Tunisie : La révolution fait du surplace
Deux ans après la chute de Ben Ali, la société est plus libre, mais le pouvoir islamiste tente d’imposer ses convictions sans apporter de solutions à la crise économique. Envoyé spécial à Tunis, Patrick Piro.
dans l’hebdo N° 1246 Acheter ce numéro
Amal et Béchir sont amoureux et en colère. Ils ne demandent pas grand-chose : pouvoir louer un deux-pièces, manger normalement et sortir parfois boire des bières avec les copains. Comme ce soir-là, dans ce café animé de la rue de Marseille à Tunis. Amal étudie l’audiovisuel. Béchir est styliste, et son plan pour vivre avec son amie passe par Dubaï. Il a décroché un « précontrat » chez une multinationale de la fringue, où il débutera comme stagiaire. Il attend son visa. « Je vais gagner deux fois moins qu’un boulot équivalent ici, je ne pourrai pas rentrer au pays avant deux ans, nous allons souffrir, mais quelle autre voie ? La Tunisie, c’est mort ! » D’un petit job à l’autre, ils rassemblent chacun quelque 500 dinars par mois [^2]. « Il m’en reste 50 quand j’ai tout réglé, calcule Amal. Quand je veux me payer un jean, je jeûne… » Elle donne des coups de main à la préparation du Forum social mondial (FSM) qui se tient du 26 au 30 mars à Tunis.
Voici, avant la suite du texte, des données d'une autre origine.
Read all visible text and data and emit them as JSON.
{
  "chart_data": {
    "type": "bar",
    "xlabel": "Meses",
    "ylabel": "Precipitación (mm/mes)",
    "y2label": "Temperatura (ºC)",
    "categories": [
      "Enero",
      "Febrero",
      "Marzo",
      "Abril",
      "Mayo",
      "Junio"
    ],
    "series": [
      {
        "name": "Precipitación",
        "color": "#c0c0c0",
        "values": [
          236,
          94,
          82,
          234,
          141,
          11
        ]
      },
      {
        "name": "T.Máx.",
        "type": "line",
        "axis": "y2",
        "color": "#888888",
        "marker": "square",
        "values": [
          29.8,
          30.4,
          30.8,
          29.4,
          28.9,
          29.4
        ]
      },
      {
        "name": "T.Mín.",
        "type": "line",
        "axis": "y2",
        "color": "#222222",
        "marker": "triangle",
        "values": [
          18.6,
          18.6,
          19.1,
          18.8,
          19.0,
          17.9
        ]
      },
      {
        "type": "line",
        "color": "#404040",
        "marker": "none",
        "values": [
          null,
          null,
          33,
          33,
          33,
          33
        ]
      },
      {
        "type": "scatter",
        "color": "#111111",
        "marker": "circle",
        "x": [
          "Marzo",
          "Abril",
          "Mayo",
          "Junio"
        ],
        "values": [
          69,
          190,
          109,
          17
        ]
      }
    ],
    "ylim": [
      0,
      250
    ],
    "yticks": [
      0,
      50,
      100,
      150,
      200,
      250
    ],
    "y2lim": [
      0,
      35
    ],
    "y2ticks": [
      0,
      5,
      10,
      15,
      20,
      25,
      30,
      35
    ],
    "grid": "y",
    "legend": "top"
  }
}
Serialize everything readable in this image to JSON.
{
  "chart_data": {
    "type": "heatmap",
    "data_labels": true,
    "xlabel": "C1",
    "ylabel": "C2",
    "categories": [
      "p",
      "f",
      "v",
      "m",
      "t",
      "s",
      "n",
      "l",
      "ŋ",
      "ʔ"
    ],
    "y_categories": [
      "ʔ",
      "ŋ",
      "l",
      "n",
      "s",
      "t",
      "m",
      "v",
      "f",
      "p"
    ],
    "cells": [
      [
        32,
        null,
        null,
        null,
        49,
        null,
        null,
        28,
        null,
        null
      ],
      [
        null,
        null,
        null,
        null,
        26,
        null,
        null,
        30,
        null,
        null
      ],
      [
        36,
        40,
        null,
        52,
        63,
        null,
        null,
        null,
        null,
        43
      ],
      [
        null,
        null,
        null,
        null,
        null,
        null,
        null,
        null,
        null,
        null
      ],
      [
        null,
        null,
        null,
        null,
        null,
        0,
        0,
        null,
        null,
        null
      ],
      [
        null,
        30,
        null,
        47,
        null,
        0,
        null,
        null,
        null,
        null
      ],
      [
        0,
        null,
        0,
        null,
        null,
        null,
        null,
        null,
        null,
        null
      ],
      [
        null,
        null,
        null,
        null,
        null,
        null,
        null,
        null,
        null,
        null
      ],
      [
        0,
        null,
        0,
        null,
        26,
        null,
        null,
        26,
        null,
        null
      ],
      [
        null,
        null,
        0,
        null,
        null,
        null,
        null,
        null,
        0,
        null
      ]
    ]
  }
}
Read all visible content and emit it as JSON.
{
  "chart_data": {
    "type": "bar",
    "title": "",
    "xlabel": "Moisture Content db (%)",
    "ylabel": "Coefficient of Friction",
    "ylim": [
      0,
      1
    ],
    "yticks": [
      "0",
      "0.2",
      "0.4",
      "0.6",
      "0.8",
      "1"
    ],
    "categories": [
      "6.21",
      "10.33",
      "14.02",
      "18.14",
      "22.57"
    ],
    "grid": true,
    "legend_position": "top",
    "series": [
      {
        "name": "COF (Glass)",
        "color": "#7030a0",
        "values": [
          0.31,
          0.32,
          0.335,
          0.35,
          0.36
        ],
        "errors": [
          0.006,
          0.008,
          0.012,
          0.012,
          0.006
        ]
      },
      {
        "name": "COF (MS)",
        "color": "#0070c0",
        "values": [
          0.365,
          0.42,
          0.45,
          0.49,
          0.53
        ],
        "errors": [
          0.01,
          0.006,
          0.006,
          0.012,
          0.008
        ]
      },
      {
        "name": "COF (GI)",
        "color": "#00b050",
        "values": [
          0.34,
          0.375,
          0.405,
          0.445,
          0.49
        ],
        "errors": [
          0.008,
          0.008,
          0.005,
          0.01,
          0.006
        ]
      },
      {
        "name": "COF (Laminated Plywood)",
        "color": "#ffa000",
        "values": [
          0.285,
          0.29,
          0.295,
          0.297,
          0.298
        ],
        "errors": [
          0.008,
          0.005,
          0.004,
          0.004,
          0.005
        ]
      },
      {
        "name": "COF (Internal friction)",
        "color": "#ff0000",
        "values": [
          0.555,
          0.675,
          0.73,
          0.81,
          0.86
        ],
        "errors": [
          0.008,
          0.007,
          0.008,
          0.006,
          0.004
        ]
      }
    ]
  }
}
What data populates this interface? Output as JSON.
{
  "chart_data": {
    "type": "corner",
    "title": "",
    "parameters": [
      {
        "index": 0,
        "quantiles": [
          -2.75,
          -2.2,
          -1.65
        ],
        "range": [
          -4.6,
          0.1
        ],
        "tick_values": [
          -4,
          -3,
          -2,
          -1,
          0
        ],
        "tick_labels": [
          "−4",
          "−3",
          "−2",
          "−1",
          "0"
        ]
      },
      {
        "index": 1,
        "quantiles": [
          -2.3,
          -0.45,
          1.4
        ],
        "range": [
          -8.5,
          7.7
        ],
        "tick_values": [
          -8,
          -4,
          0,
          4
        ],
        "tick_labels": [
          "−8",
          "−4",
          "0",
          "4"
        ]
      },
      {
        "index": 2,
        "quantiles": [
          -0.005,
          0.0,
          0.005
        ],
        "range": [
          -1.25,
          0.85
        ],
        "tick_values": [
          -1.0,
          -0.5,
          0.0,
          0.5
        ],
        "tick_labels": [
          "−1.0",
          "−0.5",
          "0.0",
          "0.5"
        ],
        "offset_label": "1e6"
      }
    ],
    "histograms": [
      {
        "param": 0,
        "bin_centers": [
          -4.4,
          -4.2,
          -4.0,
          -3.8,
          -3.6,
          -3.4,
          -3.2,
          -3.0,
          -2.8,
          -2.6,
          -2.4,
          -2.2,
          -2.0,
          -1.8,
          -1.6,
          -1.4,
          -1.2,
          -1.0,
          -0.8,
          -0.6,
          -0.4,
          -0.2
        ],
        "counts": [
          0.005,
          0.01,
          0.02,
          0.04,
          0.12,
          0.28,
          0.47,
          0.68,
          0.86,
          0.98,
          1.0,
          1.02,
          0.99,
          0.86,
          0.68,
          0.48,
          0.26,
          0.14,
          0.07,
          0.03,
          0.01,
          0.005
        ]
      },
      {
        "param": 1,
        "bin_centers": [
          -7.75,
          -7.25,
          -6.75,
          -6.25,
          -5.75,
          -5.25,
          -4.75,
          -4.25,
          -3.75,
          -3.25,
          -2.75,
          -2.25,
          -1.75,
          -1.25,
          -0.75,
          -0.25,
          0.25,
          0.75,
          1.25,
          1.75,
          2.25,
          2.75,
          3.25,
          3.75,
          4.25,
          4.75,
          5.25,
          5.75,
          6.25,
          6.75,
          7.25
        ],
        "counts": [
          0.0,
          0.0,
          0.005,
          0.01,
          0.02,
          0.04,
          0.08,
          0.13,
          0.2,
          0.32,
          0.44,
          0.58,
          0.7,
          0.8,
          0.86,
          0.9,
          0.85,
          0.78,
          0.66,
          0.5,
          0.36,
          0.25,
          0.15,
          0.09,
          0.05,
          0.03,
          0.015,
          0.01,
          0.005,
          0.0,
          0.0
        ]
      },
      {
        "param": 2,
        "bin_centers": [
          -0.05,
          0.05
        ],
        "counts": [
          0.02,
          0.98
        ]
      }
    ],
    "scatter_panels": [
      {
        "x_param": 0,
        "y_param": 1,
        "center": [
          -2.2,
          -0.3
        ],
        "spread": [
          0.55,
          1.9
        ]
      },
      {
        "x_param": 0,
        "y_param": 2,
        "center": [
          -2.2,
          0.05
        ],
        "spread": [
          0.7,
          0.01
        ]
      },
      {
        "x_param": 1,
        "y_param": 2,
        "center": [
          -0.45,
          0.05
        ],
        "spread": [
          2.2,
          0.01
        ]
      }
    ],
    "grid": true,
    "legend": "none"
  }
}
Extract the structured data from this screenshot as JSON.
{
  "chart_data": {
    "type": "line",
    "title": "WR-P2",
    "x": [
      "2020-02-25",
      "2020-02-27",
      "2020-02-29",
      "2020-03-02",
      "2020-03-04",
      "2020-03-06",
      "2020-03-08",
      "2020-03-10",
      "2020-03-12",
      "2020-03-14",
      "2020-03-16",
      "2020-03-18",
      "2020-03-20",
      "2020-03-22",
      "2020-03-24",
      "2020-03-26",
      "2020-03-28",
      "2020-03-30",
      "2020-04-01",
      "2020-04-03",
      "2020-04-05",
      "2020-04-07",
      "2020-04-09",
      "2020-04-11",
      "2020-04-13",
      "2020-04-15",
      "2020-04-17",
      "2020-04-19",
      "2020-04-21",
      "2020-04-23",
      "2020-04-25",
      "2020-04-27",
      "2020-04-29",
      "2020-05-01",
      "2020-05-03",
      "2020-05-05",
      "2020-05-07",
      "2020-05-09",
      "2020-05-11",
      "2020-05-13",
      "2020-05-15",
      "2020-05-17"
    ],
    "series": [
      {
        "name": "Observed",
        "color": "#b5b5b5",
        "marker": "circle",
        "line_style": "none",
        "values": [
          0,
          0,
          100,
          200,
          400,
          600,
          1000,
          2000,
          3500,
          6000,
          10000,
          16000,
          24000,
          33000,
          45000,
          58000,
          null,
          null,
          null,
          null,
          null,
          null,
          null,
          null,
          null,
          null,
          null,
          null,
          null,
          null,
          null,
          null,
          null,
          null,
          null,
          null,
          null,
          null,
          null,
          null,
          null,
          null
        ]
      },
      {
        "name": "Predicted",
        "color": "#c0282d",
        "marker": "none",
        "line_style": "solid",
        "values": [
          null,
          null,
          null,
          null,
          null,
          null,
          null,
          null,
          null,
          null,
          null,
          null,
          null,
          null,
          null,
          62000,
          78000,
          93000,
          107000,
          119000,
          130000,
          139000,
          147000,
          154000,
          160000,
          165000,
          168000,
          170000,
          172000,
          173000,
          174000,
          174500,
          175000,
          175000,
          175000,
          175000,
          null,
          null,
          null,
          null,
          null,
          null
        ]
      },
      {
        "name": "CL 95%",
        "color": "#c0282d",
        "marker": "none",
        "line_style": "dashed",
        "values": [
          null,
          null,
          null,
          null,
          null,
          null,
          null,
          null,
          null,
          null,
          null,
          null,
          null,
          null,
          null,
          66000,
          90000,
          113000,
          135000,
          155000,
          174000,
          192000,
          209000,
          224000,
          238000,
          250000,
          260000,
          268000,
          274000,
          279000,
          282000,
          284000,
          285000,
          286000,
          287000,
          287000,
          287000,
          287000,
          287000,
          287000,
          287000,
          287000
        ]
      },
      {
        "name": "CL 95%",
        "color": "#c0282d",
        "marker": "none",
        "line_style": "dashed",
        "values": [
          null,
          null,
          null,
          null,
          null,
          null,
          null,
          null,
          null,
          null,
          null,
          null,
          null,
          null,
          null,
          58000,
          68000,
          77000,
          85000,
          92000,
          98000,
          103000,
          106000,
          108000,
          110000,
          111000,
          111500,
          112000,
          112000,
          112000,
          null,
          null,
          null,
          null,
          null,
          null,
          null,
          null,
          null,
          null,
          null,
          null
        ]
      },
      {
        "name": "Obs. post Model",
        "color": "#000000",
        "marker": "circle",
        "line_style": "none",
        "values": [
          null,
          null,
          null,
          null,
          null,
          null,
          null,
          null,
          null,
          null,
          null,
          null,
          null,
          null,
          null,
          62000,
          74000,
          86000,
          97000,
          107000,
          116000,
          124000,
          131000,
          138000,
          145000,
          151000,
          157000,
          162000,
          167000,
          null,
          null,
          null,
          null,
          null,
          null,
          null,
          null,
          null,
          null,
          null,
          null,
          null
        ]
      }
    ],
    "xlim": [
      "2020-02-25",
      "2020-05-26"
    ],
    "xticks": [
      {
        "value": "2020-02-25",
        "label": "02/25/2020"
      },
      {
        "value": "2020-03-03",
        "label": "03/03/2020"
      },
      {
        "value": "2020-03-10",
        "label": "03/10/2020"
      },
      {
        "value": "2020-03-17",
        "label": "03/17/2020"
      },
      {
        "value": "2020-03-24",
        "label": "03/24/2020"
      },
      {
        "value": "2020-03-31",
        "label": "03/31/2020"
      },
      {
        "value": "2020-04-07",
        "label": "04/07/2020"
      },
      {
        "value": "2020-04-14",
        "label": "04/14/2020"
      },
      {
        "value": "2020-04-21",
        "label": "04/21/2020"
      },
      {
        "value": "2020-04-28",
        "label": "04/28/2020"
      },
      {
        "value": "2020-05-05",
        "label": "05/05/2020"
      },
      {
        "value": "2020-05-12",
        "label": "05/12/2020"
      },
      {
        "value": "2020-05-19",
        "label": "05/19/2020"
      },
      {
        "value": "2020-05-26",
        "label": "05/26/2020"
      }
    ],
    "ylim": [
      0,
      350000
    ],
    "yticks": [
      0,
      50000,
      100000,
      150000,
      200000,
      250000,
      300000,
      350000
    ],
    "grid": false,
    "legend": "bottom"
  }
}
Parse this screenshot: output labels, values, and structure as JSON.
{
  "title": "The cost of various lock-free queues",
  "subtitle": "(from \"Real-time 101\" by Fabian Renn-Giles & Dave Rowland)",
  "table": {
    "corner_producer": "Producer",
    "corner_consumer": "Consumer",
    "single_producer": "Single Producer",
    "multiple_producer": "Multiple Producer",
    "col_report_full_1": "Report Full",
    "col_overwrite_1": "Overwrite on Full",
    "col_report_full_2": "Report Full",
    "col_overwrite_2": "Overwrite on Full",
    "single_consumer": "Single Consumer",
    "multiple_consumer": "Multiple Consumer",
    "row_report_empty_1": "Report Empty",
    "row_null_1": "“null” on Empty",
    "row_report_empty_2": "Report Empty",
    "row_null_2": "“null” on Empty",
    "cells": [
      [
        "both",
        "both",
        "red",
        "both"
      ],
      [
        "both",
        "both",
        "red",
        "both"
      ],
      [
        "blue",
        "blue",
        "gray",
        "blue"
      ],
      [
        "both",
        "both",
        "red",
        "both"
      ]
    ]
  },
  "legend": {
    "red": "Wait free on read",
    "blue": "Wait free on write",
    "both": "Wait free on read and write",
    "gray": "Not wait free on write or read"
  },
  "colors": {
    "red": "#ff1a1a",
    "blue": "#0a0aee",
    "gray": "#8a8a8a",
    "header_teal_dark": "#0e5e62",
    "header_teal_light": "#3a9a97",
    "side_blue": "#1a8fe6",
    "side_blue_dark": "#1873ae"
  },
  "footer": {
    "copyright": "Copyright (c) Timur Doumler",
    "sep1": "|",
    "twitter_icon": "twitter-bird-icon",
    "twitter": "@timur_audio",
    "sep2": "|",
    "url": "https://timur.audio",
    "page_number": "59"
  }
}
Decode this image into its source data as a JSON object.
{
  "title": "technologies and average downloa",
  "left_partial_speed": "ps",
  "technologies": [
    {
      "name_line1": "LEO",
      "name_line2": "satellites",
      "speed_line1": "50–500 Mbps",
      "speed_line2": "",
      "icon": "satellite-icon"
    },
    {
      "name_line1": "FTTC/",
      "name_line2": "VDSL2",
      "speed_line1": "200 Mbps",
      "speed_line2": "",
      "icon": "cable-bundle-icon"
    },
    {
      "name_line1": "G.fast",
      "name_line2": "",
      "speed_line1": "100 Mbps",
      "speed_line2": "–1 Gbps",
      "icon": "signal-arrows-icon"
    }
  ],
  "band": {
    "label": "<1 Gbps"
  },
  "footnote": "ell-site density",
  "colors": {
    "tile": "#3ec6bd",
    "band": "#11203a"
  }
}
En janvier 2011, Béchir jetait des pierres contre la police avec cette jeunesse qui a « dégagé » Ben Ali. Il a entendu siffler les balles. L’une d’elles a tué un de ses copains à côté de lui. « Il s’appelait Helmi. Ça veut dire “rêve”, en arabe. » Le propos paraissait inconcevable il y a quelques semaines encore, mais Amal et Béchir ne sont pas les seuls à l’oser, au sein d’une jeunesse plus que frustrée : « C’était mieux avant… » La Tunisie compte un million de sans-emploi, dont une cohorte de près de 400 000 « diplômés-chômeurs » produits par une usine universitaire pour répondre aux besoins de marchés internationaux qui se sont effondrés. Le Forum tunisien pour les droits économiques et sociaux (FTDES) a réalisé une étude édifiante : depuis deux ans, 40 000 jeunes Tunisiens ont fui leur pays pour tenter leur chance ailleurs, en Italie principalement. « On n’a jamais vu une telle vague d’émigration !, s’étonne Abderrahmane Hedhili, président du FTDES et coordonnateur du FSM 2013. Ils ont vite compris que leur avenir était bouché. La plupart ont fui le Grand Tunis pauvre, plutôt que d’avoir à choisir entre la criminalité et les salafistes. » Des dizaines de jeunes du Front populaire, qui rassemble une quinzaine de petits partis de gauche, défilaient le 20 mars sur l’avenue Bourguiba, agora politique quasi permanente de Tunis. Comme chaque mercredi depuis le 6 février, date de l’assassinat de leur leader Chokri Belaïd, ils réclament la vérité à Ennahda, le parti islamiste porté au pouvoir en octobre 2011 après l’élection de l’Assemblée chargée de rédiger une nouvelle constitution. Sofien, du bassin minier de Gafsa, foyer de la révolte de 2008 qui a préludé à la révolution de 2011, explique que le ministre du Travail les a envoyés cueillir les olives pour les occuper. « Prix des légumes doublé, hausse des tarifs de l’énergie, des transports, des taxes… Ici, c’est la merde, s’échauffe Sioud. Ça s’est même dégradé : le même modèle libéral que sous Ben Ali, mais les riches sont plus riches ! »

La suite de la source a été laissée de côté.